Background and Objectives: Dermatoglyphics is the scientific study of epidermal ridges and their configurations on the palmar region of hand and fingers and plantar region of foot and toes. Diabetes mellitus is a metabolic disorder characterized by hyperglycemia resulting from defect in insulin secretion, action or both. Dermatoglyphic patterns are genetically determined and can be used as supportive for diagnosis of various hereditary disorders including T2DM. This study was carried out to compare palmar dermatoglyphic pattern in T2DM and control group and compare with previous studies.
Method: A hospital based case control study was conducted 100 cases of T2DM are taken from Basaweshwar hospital Gulbarga, and another 100 persons are included as control group. The palms and fingers are smeared with ink to bring out the dermatoglyphiic patterns which were subsequently studied.

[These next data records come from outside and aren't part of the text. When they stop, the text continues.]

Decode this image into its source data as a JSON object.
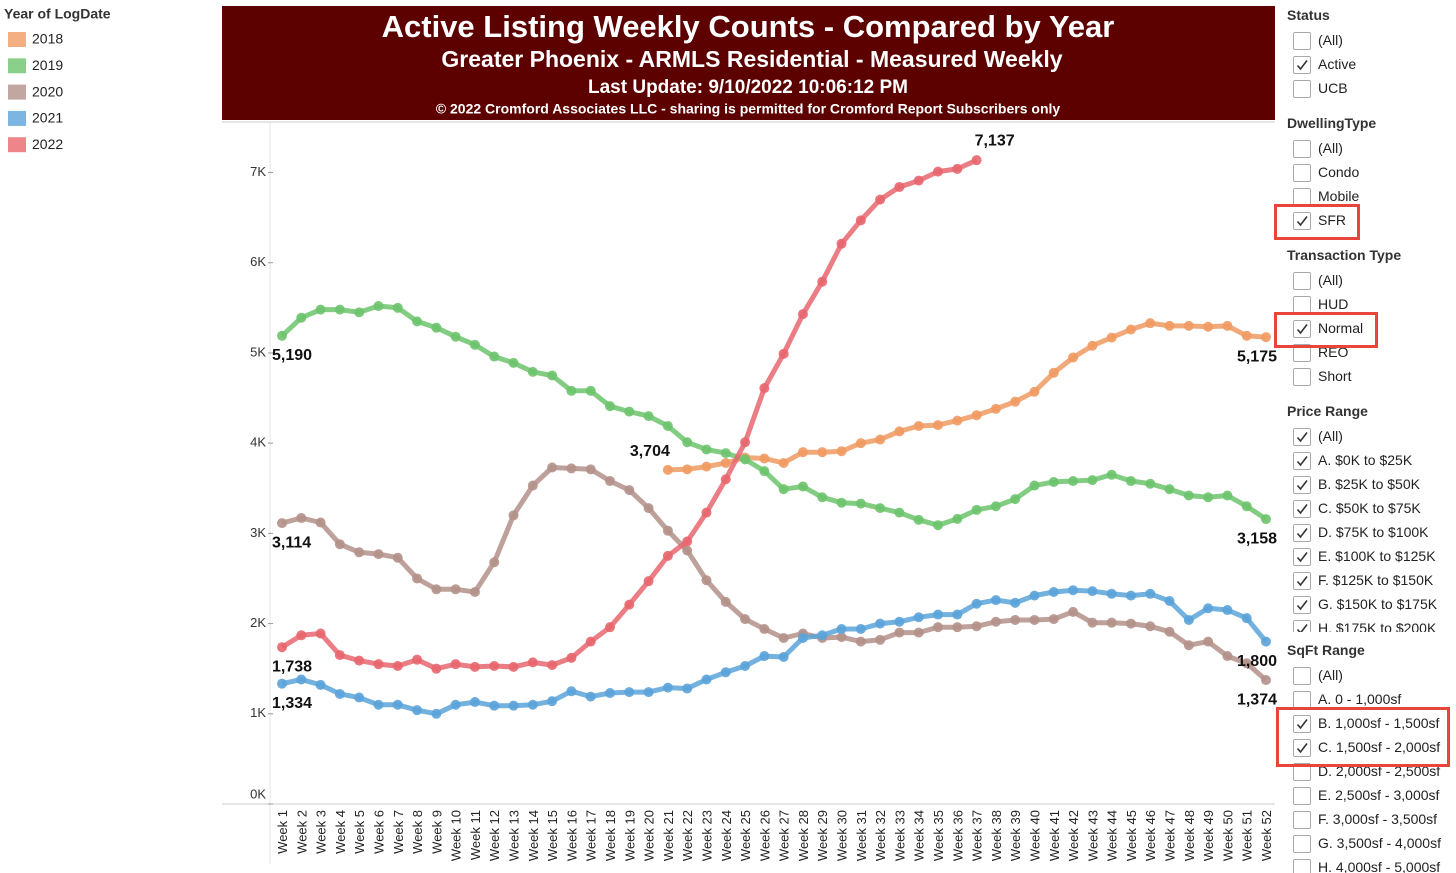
{
  "chart_data": {
    "type": "line",
    "title": "Active Listing Weekly Counts - Compared by Year",
    "subtitle": "Greater Phoenix - ARMLS Residential - Measured Weekly",
    "update": "Last Update: 9/10/2022 10:06:12 PM",
    "copyright": "© 2022 Cromford Associates LLC - sharing is permitted for Cromford Report Subscribers only",
    "legend_title": "Year of LogDate",
    "categories": [
      "Week 1",
      "Week 2",
      "Week 3",
      "Week 4",
      "Week 5",
      "Week 6",
      "Week 7",
      "Week 8",
      "Week 9",
      "Week 10",
      "Week 11",
      "Week 12",
      "Week 13",
      "Week 14",
      "Week 15",
      "Week 16",
      "Week 17",
      "Week 18",
      "Week 19",
      "Week 20",
      "Week 21",
      "Week 22",
      "Week 23",
      "Week 24",
      "Week 25",
      "Week 26",
      "Week 27",
      "Week 28",
      "Week 29",
      "Week 30",
      "Week 31",
      "Week 32",
      "Week 33",
      "Week 34",
      "Week 35",
      "Week 36",
      "Week 37",
      "Week 38",
      "Week 39",
      "Week 40",
      "Week 41",
      "Week 42",
      "Week 43",
      "Week 44",
      "Week 45",
      "Week 46",
      "Week 47",
      "Week 48",
      "Week 49",
      "Week 50",
      "Week 51",
      "Week 52"
    ],
    "ylim": [
      0,
      7560
    ],
    "yticks": [
      {
        "value": 0,
        "label": "0K"
      },
      {
        "value": 1000,
        "label": "1K"
      },
      {
        "value": 2000,
        "label": "2K"
      },
      {
        "value": 3000,
        "label": "3K"
      },
      {
        "value": 4000,
        "label": "4K"
      },
      {
        "value": 5000,
        "label": "5K"
      },
      {
        "value": 6000,
        "label": "6K"
      },
      {
        "value": 7000,
        "label": "7K"
      }
    ],
    "series": [
      {
        "name": "2018",
        "color": "#f09a62",
        "values": [
          null,
          null,
          null,
          null,
          null,
          null,
          null,
          null,
          null,
          null,
          null,
          null,
          null,
          null,
          null,
          null,
          null,
          null,
          null,
          null,
          3704,
          3710,
          3740,
          3780,
          3840,
          3830,
          3780,
          3900,
          3900,
          3910,
          4000,
          4040,
          4130,
          4190,
          4200,
          4250,
          4310,
          4380,
          4460,
          4570,
          4780,
          4950,
          5080,
          5170,
          5260,
          5330,
          5300,
          5300,
          5290,
          5300,
          5190,
          5175
        ],
        "value_labels": [
          null,
          null,
          null,
          null,
          null,
          null,
          null,
          null,
          null,
          null,
          null,
          null,
          null,
          null,
          null,
          null,
          null,
          null,
          null,
          null,
          "3,704",
          null,
          null,
          null,
          null,
          null,
          null,
          null,
          null,
          null,
          null,
          null,
          null,
          null,
          null,
          null,
          null,
          null,
          null,
          null,
          null,
          null,
          null,
          null,
          null,
          null,
          null,
          null,
          null,
          null,
          null,
          "5,175"
        ]
      },
      {
        "name": "2019",
        "color": "#6dc46d",
        "values": [
          5190,
          5390,
          5480,
          5480,
          5450,
          5520,
          5500,
          5350,
          5280,
          5180,
          5090,
          4960,
          4890,
          4790,
          4750,
          4580,
          4580,
          4410,
          4350,
          4300,
          4190,
          4010,
          3930,
          3890,
          3820,
          3690,
          3490,
          3520,
          3400,
          3340,
          3330,
          3280,
          3230,
          3150,
          3090,
          3160,
          3260,
          3300,
          3380,
          3530,
          3570,
          3580,
          3590,
          3650,
          3580,
          3550,
          3490,
          3420,
          3400,
          3420,
          3300,
          3158
        ],
        "value_labels": [
          "5,190",
          null,
          null,
          null,
          null,
          null,
          null,
          null,
          null,
          null,
          null,
          null,
          null,
          null,
          null,
          null,
          null,
          null,
          null,
          null,
          null,
          null,
          null,
          null,
          null,
          null,
          null,
          null,
          null,
          null,
          null,
          null,
          null,
          null,
          null,
          null,
          null,
          null,
          null,
          null,
          null,
          null,
          null,
          null,
          null,
          null,
          null,
          null,
          null,
          null,
          null,
          "3,158"
        ]
      },
      {
        "name": "2020",
        "color": "#b39189",
        "values": [
          3114,
          3170,
          3120,
          2880,
          2790,
          2770,
          2730,
          2500,
          2380,
          2380,
          2350,
          2680,
          3200,
          3530,
          3730,
          3720,
          3710,
          3580,
          3480,
          3280,
          3030,
          2810,
          2480,
          2240,
          2050,
          1940,
          1840,
          1890,
          1840,
          1850,
          1800,
          1820,
          1900,
          1900,
          1960,
          1960,
          1970,
          2020,
          2040,
          2040,
          2050,
          2130,
          2010,
          2010,
          2000,
          1970,
          1910,
          1760,
          1800,
          1640,
          1560,
          1374
        ],
        "value_labels": [
          "3,114",
          null,
          null,
          null,
          null,
          null,
          null,
          null,
          null,
          null,
          null,
          null,
          null,
          null,
          null,
          null,
          null,
          null,
          null,
          null,
          null,
          null,
          null,
          null,
          null,
          null,
          null,
          null,
          null,
          null,
          null,
          null,
          null,
          null,
          null,
          null,
          null,
          null,
          null,
          null,
          null,
          null,
          null,
          null,
          null,
          null,
          null,
          null,
          null,
          null,
          null,
          "1,374"
        ]
      },
      {
        "name": "2021",
        "color": "#5ba3d9",
        "values": [
          1334,
          1380,
          1320,
          1220,
          1180,
          1100,
          1100,
          1040,
          1000,
          1100,
          1130,
          1090,
          1090,
          1100,
          1140,
          1250,
          1190,
          1230,
          1240,
          1240,
          1290,
          1280,
          1380,
          1460,
          1530,
          1640,
          1630,
          1840,
          1870,
          1940,
          1940,
          2000,
          2020,
          2070,
          2100,
          2100,
          2220,
          2260,
          2230,
          2310,
          2350,
          2370,
          2360,
          2330,
          2310,
          2330,
          2250,
          2040,
          2170,
          2150,
          2060,
          1800
        ],
        "value_labels": [
          "1,334",
          null,
          null,
          null,
          null,
          null,
          null,
          null,
          null,
          null,
          null,
          null,
          null,
          null,
          null,
          null,
          null,
          null,
          null,
          null,
          null,
          null,
          null,
          null,
          null,
          null,
          null,
          null,
          null,
          null,
          null,
          null,
          null,
          null,
          null,
          null,
          null,
          null,
          null,
          null,
          null,
          null,
          null,
          null,
          null,
          null,
          null,
          null,
          null,
          null,
          null,
          "1,800"
        ]
      },
      {
        "name": "2022",
        "color": "#e8666e",
        "values": [
          1738,
          1870,
          1890,
          1650,
          1590,
          1550,
          1530,
          1600,
          1500,
          1550,
          1520,
          1530,
          1520,
          1570,
          1540,
          1620,
          1800,
          1960,
          2210,
          2470,
          2750,
          2910,
          3230,
          3600,
          4010,
          4610,
          4990,
          5430,
          5790,
          6210,
          6470,
          6700,
          6840,
          6910,
          7010,
          7040,
          7137,
          null,
          null,
          null,
          null,
          null,
          null,
          null,
          null,
          null,
          null,
          null,
          null,
          null,
          null,
          null
        ],
        "value_labels": [
          "1,738",
          null,
          null,
          null,
          null,
          null,
          null,
          null,
          null,
          null,
          null,
          null,
          null,
          null,
          null,
          null,
          null,
          null,
          null,
          null,
          null,
          null,
          null,
          null,
          null,
          null,
          null,
          null,
          null,
          null,
          null,
          null,
          null,
          null,
          null,
          null,
          "7,137",
          null,
          null,
          null,
          null,
          null,
          null,
          null,
          null,
          null,
          null,
          null,
          null,
          null,
          null,
          null
        ]
      }
    ]
  },
  "filters": [
    {
      "title": "Status",
      "options": [
        {
          "label": "(All)",
          "checked": false
        },
        {
          "label": "Active",
          "checked": true
        },
        {
          "label": "UCB",
          "checked": false
        }
      ]
    },
    {
      "title": "DwellingType",
      "options": [
        {
          "label": "(All)",
          "checked": false
        },
        {
          "label": "Condo",
          "checked": false
        },
        {
          "label": "Mobile",
          "checked": false
        },
        {
          "label": "SFR",
          "checked": true,
          "highlighted": true
        }
      ]
    },
    {
      "title": "Transaction Type",
      "options": [
        {
          "label": "(All)",
          "checked": false
        },
        {
          "label": "HUD",
          "checked": false
        },
        {
          "label": "Normal",
          "checked": true,
          "highlighted": true
        },
        {
          "label": "REO",
          "checked": false
        },
        {
          "label": "Short",
          "checked": false
        }
      ]
    },
    {
      "title": "Price Range",
      "options": [
        {
          "label": "(All)",
          "checked": true
        },
        {
          "label": "A. $0K to $25K",
          "checked": true
        },
        {
          "label": "B. $25K to $50K",
          "checked": true
        },
        {
          "label": "C. $50K to $75K",
          "checked": true
        },
        {
          "label": "D. $75K to $100K",
          "checked": true
        },
        {
          "label": "E. $100K to $125K",
          "checked": true
        },
        {
          "label": "F. $125K to $150K",
          "checked": true
        },
        {
          "label": "G. $150K to $175K",
          "checked": true
        },
        {
          "label": "H. $175K to $200K",
          "checked": true
        }
      ]
    },
    {
      "title": "SqFt Range",
      "options": [
        {
          "label": "(All)",
          "checked": false
        },
        {
          "label": "A. 0 - 1,000sf",
          "checked": false
        },
        {
          "label": "B. 1,000sf - 1,500sf",
          "checked": true,
          "highlighted": true
        },
        {
          "label": "C. 1,500sf - 2,000sf",
          "checked": true,
          "highlighted": true
        },
        {
          "label": "D. 2,000sf - 2,500sf",
          "checked": false
        },
        {
          "label": "E. 2,500sf - 3,000sf",
          "checked": false
        },
        {
          "label": "F. 3,000sf - 3,500sf",
          "checked": false
        },
        {
          "label": "G. 3,500sf - 4,000sf",
          "checked": false
        },
        {
          "label": "H. 4,000sf - 5,000sf",
          "checked": false
        }
      ]
    }
  ]
}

Result: There was increased number of whorls and decreased number of ulnar loops in both T2DM patients compared with normal individuals. Total finger ridge count and Absolute finger ridge count is increased in both T2DM patients and there is also increased atd angle.
Conclusion: The knowledge of dermatoglyphics in patients with T2DM and essential hypertension can be utilized to find out genetic correlation. The existence of such relation might be important for the screening programme for prevention of T2DM.